第49話 ハンサムな泣き顔 -Kazu side-
「カズさん、アレ持ってます?」
「アレ?あぁ・・。ナオキはずっと日本だったもんなぁ。あるよ!今から俺の部屋行く?」
「もちろんっす!明日はコンサルとの顔合わせが一件入ってるだけなんでオールでも平気っすよ!」
「実はさぁ。そうくると思って、いつもより若干いいネタを仕入れてあるんだよねぇ」
「さすがアニキ!大好きっす!!一生ついていきま~す!」
ご自慢のウーファーを響かせながら疾走するトゥクトゥクは、チャオプラヤ川を渡ってUターンを決めるとアパートの前でアクセルを戻した。
立ち寄った1階のコンビニでは、いつもの無愛想な店員が酔っぱらいの俺たちに面倒くさそうな顔を向けてくる。

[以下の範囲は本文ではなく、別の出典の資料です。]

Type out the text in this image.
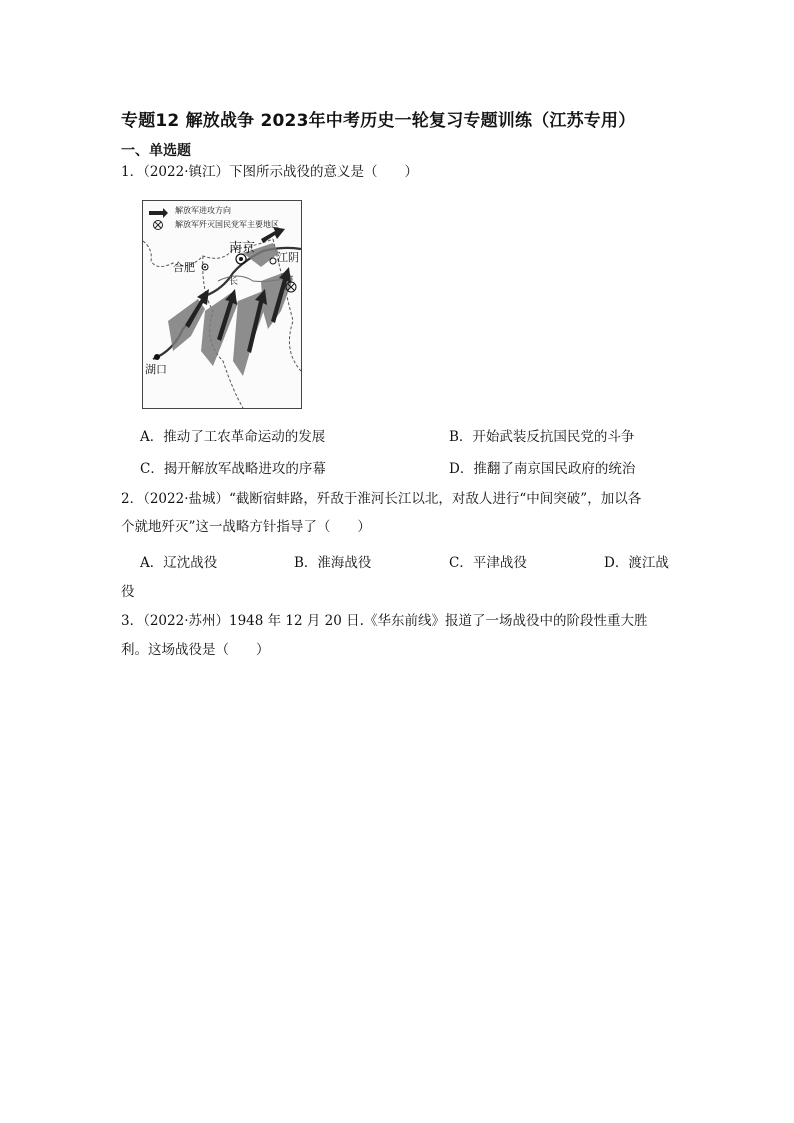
专题12 解放战争 2023年中考历史一轮复习专题训练（江苏专用）
一、单选题
1．（2022·镇江）下图所示战役的意义是（　　）
解放军进攻方向
解放军歼灭国民党军主要地区
南京
合肥
江阴
湖口
长
A．推动了工农革命运动的发展	B．开始武装反抗国民党的斗争
C．揭开解放军战略进攻的序幕	D．推翻了南京国民政府的统治
2．（2022·盐城）“截断宿蚌路，歼敌于淮河长江以北，对敌人进行“中间突破”，加以各
个就地歼灭”这一战略方针指导了（　　）
A．辽沈战役	B．淮海战役	C．平津战役	D．渡江战
役
3．（2022·苏州）1948 年 12 月 20 日.《华东前线》报道了一场战役中的阶段性重大胜
利。这场战役是（　　）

「アイツ、やる気ねーなぁ。アッハハハハ。バンコクに帰ってきたって実感わきますね。やっぱ俺は、こんくらい緩い感じが肌に合いますわ」
「だよね。日本のサービスは過剰過ぎでしょ。牛丼屋が高級レストラン並みの接客してるんだもん。だからクレーマーが調子に乗るんだっつーの!」
「アハハハ。でも、こっちはそうとばかりも言ってらんないんすよ。今後は嫌ってほど糞うざいモンスタークレーマーをぶっ倒さなきゃならないんすから・・・」
会計を済ませ外のベンチに腰掛けた俺たちは「U Beer」のプルタブを起こした。
※U Beer=シンハー社から新発売のラガービール。
そのシチュエーションが2年前の夜とリンクする。
「人生って、そんなに悪いもんじゃないよな・・・」
思わず漏れた心の声にナオキが無言で乾杯を返してきた。
「カズさん。俺、いつかちゃんと話そうと思ってたんです」
「・・・・・」
「前科者だった俺を受け入れてくれて、本当にありがとうございました。カズさんに出会えて良かったっす。ホント・・、人生って、す、捨てたもんじゃ・・・ないっす・ね・・・」
人目もはばからずに涙をこぼす男は泣き顔ですらハンサムだった。